Year end review: Liberal Party of Canada
Bob Rae ends the year as the strongest asset of Liberal Party of Canada
By Bruce A Stewart
As 2012 winds its way to its close, the Liberal Party of Canada is squaring away its leadership race and continuing to gather far more press than any third place party has previously in Canadian history.
Aside from spastic nerve flashes of old patterns unfolding here and there in the national media, that anyone is spending time worrying about a party that continues to be without policy alternatives, without local rebuilding that can generally be found, and without losing its illusions (you remember those: Liberal values are Canadian values [exclusively], we are the natural governors of the nation, the next leader is of course the next Prime Minister…) can be laid at the feet of one figure.
The candidate that’s not running: Interim Leader Bob Rae.
You may recall that in the first half of the year, the Liberal spin-doctors kept up a running battle with Rae. Even as the Conservative War Room was busy preparing adverts reminding all and sundry watching whatever on television that Rae was the former Socialist Premier of Ontario (Dalton McGuinty being the current one), Liberals were busy finding ever new reasons why Rae shouldn’t be allowed to turn his interim leadership of their party into the permanent job.
Too old? Too much history? Too obviously in the Conservatives’ gunsights? Too much a part of one faction as opposed to another? You name it, they spun it.
Throughout the whole process, Rae kept his eyes twinkling, his vocal cords smooth, and his chin up. (He also kept focused on the issues of the day, giving good sound-bites throughout, and pretty much ignoring the treatment he was undergoing.)
Rae then, come June, announced he would not stand for the leadership — and immediately became the candidate most wanted.

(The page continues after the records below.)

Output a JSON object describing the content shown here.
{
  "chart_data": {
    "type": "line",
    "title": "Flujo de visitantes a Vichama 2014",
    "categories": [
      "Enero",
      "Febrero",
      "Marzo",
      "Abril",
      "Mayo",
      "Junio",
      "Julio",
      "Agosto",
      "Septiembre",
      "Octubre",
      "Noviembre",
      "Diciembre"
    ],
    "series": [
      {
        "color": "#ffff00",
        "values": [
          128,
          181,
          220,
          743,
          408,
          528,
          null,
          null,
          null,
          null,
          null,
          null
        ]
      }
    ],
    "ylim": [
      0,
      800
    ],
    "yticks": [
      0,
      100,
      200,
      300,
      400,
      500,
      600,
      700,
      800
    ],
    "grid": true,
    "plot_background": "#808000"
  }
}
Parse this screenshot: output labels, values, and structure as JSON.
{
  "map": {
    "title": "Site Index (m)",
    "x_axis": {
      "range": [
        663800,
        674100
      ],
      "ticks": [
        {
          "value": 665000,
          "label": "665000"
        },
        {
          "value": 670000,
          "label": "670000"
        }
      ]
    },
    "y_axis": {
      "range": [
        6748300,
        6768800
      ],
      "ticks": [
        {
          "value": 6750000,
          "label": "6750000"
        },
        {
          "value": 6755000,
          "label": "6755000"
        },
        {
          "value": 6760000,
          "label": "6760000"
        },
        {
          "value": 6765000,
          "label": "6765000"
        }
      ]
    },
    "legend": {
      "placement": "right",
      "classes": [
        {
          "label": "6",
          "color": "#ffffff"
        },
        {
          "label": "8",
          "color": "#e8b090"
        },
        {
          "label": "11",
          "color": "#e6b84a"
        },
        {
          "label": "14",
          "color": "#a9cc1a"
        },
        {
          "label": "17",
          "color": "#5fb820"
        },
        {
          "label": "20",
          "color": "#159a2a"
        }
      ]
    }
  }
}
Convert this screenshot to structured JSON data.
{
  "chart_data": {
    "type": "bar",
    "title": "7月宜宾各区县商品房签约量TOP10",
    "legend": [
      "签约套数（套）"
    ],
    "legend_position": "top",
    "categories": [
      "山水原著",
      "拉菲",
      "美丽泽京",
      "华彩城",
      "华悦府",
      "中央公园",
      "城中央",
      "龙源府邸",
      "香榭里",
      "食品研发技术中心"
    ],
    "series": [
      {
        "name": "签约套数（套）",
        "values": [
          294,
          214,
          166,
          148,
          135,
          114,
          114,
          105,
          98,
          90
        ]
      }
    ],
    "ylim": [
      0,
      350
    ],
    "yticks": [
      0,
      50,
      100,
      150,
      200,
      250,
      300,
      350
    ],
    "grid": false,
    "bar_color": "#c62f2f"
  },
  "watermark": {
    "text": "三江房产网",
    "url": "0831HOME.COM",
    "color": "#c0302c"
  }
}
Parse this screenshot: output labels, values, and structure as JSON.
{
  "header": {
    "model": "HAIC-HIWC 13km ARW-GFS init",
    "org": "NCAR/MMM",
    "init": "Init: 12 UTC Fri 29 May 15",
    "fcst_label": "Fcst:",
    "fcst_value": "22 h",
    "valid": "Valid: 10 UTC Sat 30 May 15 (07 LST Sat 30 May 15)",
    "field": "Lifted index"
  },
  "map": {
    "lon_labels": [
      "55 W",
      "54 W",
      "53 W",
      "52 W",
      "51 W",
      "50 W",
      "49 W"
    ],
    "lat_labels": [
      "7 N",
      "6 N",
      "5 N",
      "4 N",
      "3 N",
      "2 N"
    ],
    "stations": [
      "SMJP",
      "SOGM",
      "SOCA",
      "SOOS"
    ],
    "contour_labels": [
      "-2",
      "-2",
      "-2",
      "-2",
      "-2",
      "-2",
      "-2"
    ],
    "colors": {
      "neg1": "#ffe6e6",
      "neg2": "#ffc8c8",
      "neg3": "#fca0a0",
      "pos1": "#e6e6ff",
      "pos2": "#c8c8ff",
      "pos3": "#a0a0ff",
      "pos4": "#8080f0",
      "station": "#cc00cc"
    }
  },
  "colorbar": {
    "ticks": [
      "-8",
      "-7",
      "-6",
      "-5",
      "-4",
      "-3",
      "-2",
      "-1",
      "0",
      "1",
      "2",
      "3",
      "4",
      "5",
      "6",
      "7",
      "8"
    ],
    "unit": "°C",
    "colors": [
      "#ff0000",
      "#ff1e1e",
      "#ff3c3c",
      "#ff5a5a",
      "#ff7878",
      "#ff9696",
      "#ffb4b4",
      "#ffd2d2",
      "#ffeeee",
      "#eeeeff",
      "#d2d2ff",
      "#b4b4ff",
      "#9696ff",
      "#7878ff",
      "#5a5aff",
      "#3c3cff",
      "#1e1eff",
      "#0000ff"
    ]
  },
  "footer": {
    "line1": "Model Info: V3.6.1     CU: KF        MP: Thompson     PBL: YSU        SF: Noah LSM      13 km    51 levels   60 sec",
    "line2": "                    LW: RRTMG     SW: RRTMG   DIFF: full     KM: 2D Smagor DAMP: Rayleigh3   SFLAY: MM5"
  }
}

Since then, Rae has been less visible, allowing those competing for the leadership their moment in the sun, but has been no less diligent in shepherding his party along.
I make no bones about that fact that I have little good to say about Bob Rae most of the time. I thought he’d learned well, after one year in office, the difference between his campaign positions and the requirements of governing with full attention to the situation he’d inherited. The balance of his time as Premier in Ontario provided surprisingly good governance, and did most of the heavy lifting of turning the province around that Mike Harris, his successor, was able to take the credit for.
Rae, in his biography, laid out all the reasons why he was a New Democrat and not a Liberal — and then, after his Bay Street years, returned to federal politics with a party switch. It made him, for the first time, a very public liar about who he is.
Since then, I’ve respected his obvious abilities, and never liked or trusted him.
But his performance in 2012 as leader of his party deserves my kudos all the same.
As for the shiny pony and the eight “celebrities” (you know, the kind that find a home on Hollywood Squares, famous for being has-beens or never-weres), their efforts in seeking to captain the red rowboat have added up to somewhat less (to this point) than perhaps they should have.
True, Martha Hall Findlay has spoken on abandoning supply management, and Marc Garneau entered the race with another overturning of Liberal Party of Canada verities. But by and large most of the reporting has focused on the media favourite, Trudeau junior.
And Justin has not had a good fall. First, with Rae declining to run, he was essentially forced into the race, despite his many statements that he was too young and not ready. (On the second point, he’s probably right, but the Liberal desire for a telegenic saviour outweighs that — and besides, the back rooms that ruined Paul Martin, Stéphane Dion and Michael Ignatieff, and that didn’t want Bob Rae until they couldn’t have him, would rather have a lightweight they can control than someone with a brain anyway.)
Remember Justin on the gun issue? Waffling around from the admission that the former gun registry was a waste of money and not worth reinstating, to declaring how essential the registry was and should be, all in the space of a day simply reinforced the “not ready for prime time” sense he himself articulated. He has, on issue after issue, either said nothing, done a cliché dump in place of saying anything substantive, or waffled mightily.
Standing for nothing other than being the son of Pierre, he is, of course, leading the others by a country mile in public opinion — which matters, given that the Liberals will allow anyone willing to visit the party’s website and leave their name as a “supporter” (not a member, not a donor, just a general expression of good will) vote come April’s leadership choice.
If there’s any policy he stands for other than “what I said in Québec about Albertans isn’t what I say in Alberta”, it’s hard to see, at this point, what it is.
Justin Trudeau is not the only leadership candidate stuck in the Liberal Party of Canada myth instead of talking about party rebuilding, policy issues and the other matters needed to go from third to second (first being a way off yet). Still, for this party to come out of third, that’s what’s needed.
Rae got it. His efforts this year were focused on getting the party in position to move back into Official Opposition — not government. So he closes out 2012 as one of the very few adults in what is still mostly a gathering of children.
Bruce Stewart is a national columnist and management consultant currently located in Toronto.